IL CASO
Una diffida da parte dei legali per incompatibilità ambientale, storica e paesaggistica con, accanto, una serie di ulteriori intimazioni da parte di privati, cittadini, attività turistiche e anche di narnesi e sangeminesi che non abitano nella zona di Ponte Caldaro ma che temono per l’ambiente in cui vivono. Insomma, questo biodigestore, impianto da 170 mila tonnellate a 4 campane (per chi non è un tecnico il quadruplo di alcuni esistenti sul territorio comunale) tra Narni e San Gemini - in provincia di Terni - non lo vuole proprio nessuno, con i cittadini impegnati in una lotta legale sempre più dura, in attesa che anche le istituzioni prendano posizione.
“Avevamo captato qualcosa ma ci dissero che erano chiacchiere da bar - esordisce Gabriele Perotti, portavoce del Comitato No Biogas, a fare le veci del presidente Stefano Ciuffetti - poi, casualmente lo scorso 14 novembre abbiamo scoperto il progetto e ci aspettavamo una comunicazione dalle istituzioni che gestiscono il territorio. Anche perché il progetto è stato depositato in conferenza dei servizi i primi di settembre”. In fretta e furia il comitato ha dovuto studiare le carte che erano già presenti sul web: “L’iter prevede 90 giorni per lo studio del progetto, le osservazioni e quindi l’approvazione per cui i primi di dicembre sarebbero scaduti i termini poi allungati per alcune osservazioni già arrivate dal Comune di Narni e che hanno fatto slittare di ulteriori 30 giorni. Alla fine siamo riusciti a depositare una diffida di 10 pagine firmata dal presidente Ciuffetti e studiata dall’avvocato Valeria Passeri, che si oppone alla costruzione di questo impianto in un territorio compreso tra Narni, San Gemini, Quadrelletto, Sant’Eufizio e Valleantica, posti di grande pregio ambientale con bed and breakfast, agriturismo, piccoli borghi e anche molte falde acquifere sotterranee che rischiano di essere contaminate. Come detto sono tanti i cittadini che ci stanno contattando per prendere posizione vista la situazione drammatica dal punto di vista dell’inquinamento del nostro territorio e anche per paura che qualsiasi disastro possa investire il territorio circostante e non solo le località sul quale questo impianto di biogas dovrebbe sorgere”.

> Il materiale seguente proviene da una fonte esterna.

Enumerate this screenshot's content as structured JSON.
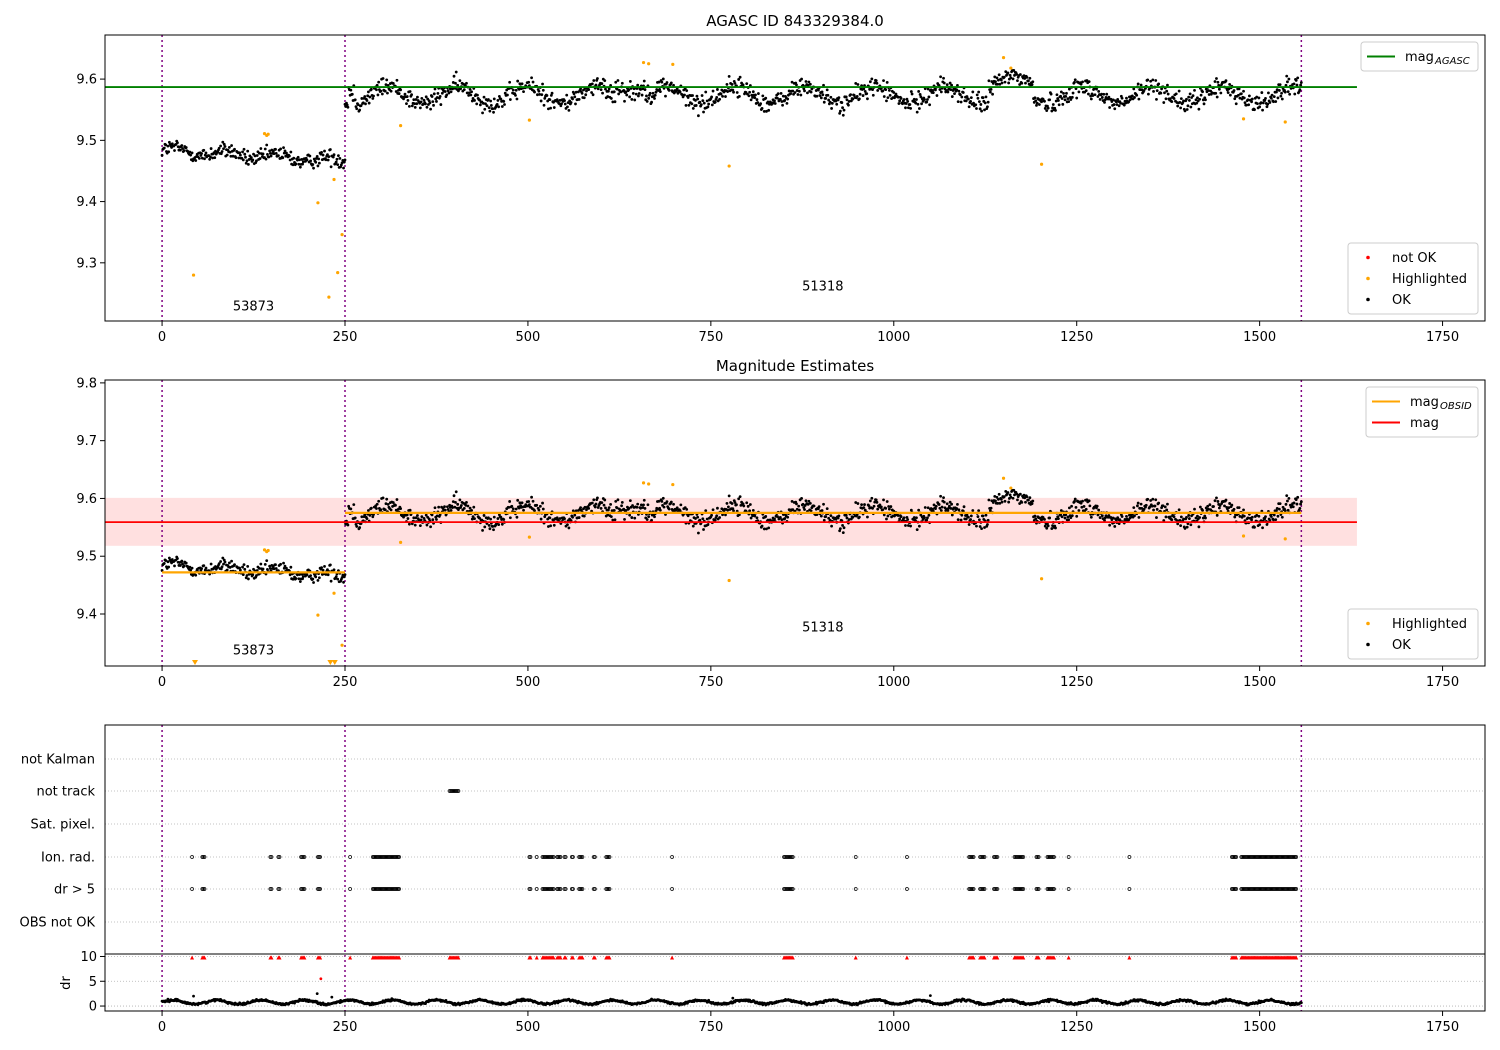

L’impianto che vorrebbe costruire la Metanar Srl, come si legge nel rapporto preistruttorio pubblico e contenuti nei dati caricati online a disposizione della conferenza dei servizi e delle istituzioni che ne fanno parte, tratterebbe “fonti rinnovabili agro-industriali (sottoprodotti)”. In pratica sarebbero 100 mila tonnellate l’anno di liquame e letame suino, bovino, di pecora, cavallo, anche scarti di mais e pare non si escluda l’uso di rifiuti organici. A fine novembre è stato anche organizzato un convegno con le associazioni e i risultati della giornata di lavori hanno portato ad alcune conclusioni: “Il nostro territorio non può sopportare neanche una sigaretta in più accesa da un normale cittadino, figuriamoci un impianto di questo tipo - prosegue Perotti - e tutte le associazioni hanno capito un concetto banale che, l’unione fa la forza e stiamo lavorando sulla creazione di una realtà unica, visto che, di tanto in tanto, questi territori vedono arrivare avventori, imprenditori e società che vogliono costruire questi impianti. E sempre nella provincia di Terni”.

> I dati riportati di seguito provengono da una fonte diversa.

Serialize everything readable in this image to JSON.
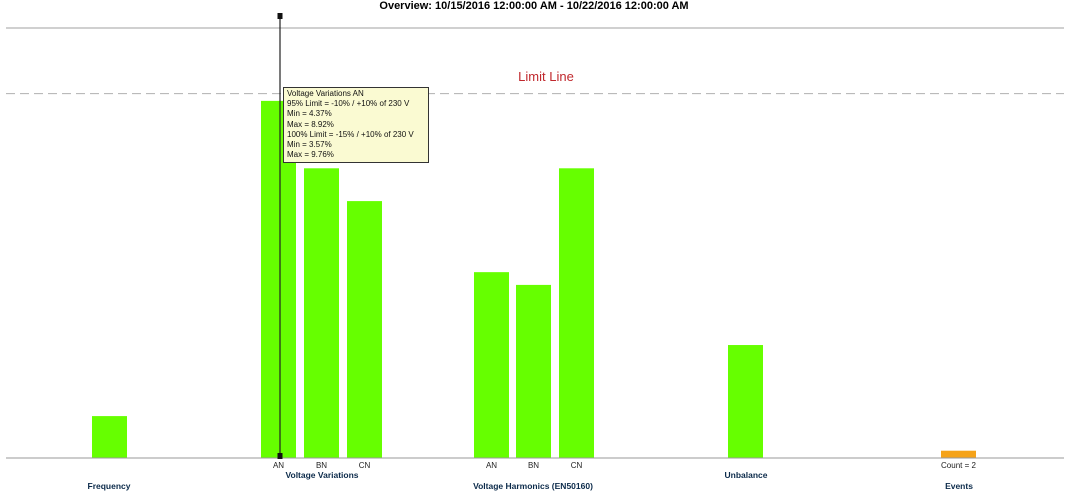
{
  "chart_data": {
    "type": "bar",
    "title": "Overview: 10/15/2016 12:00:00 AM - 10/22/2016 12:00:00 AM",
    "ylim": [
      0,
      118
    ],
    "limit_line": {
      "label": "Limit Line",
      "value": 100
    },
    "bars": [
      {
        "id": "frequency",
        "label": "",
        "value": 11.5,
        "color": "#66ff00"
      },
      {
        "id": "vv-an",
        "label": "AN",
        "value": 98,
        "color": "#66ff00"
      },
      {
        "id": "vv-bn",
        "label": "BN",
        "value": 79.5,
        "color": "#66ff00"
      },
      {
        "id": "vv-cn",
        "label": "CN",
        "value": 70.5,
        "color": "#66ff00"
      },
      {
        "id": "vh-an",
        "label": "AN",
        "value": 51,
        "color": "#66ff00"
      },
      {
        "id": "vh-bn",
        "label": "BN",
        "value": 47.5,
        "color": "#66ff00"
      },
      {
        "id": "vh-cn",
        "label": "CN",
        "value": 79.5,
        "color": "#66ff00"
      },
      {
        "id": "unbalance",
        "label": "",
        "value": 31,
        "color": "#66ff00"
      },
      {
        "id": "events",
        "label": "Count = 2",
        "value": 2,
        "color": "#f5a31a"
      }
    ],
    "groups": [
      {
        "id": "frequency",
        "label": "Frequency"
      },
      {
        "id": "voltage-variations",
        "label": "Voltage Variations"
      },
      {
        "id": "voltage-harmonics",
        "label": "Voltage Harmonics (EN50160)"
      },
      {
        "id": "unbalance",
        "label": "Unbalance"
      },
      {
        "id": "events",
        "label": "Events"
      }
    ],
    "grid": false
  },
  "tooltip": {
    "lines": [
      "Voltage Variations AN",
      "95% Limit = -10% / +10% of 230 V",
      "Min = 4.37%",
      "Max = 8.92%",
      "100% Limit = -15% / +10% of 230 V",
      "Min = 3.57%",
      "Max = 9.76%"
    ]
  },
  "colors": {
    "bar": "#66ff00",
    "events_bar": "#f5a31a",
    "limit_label": "#c0282d",
    "limit_line": "#b0b0b0",
    "axis": "#999999"
  }
}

Sul tema del biodigestore sono intervenuti anche Francesca Arca, co-portavoce Europa Verde-Verdi provincia di Terni e Francesca Cancellieri, referente Comitato Europa Verde - San Gemini. “Oltre i danni alla salute, ci sarebbero impatti enormi sul turismo nella zona meridionale umbra. Ancora una volta confermata la politica liberista della destra, i profitti agli imprenditori, i costi, ai cittadini, sia in termini economici che di salute”.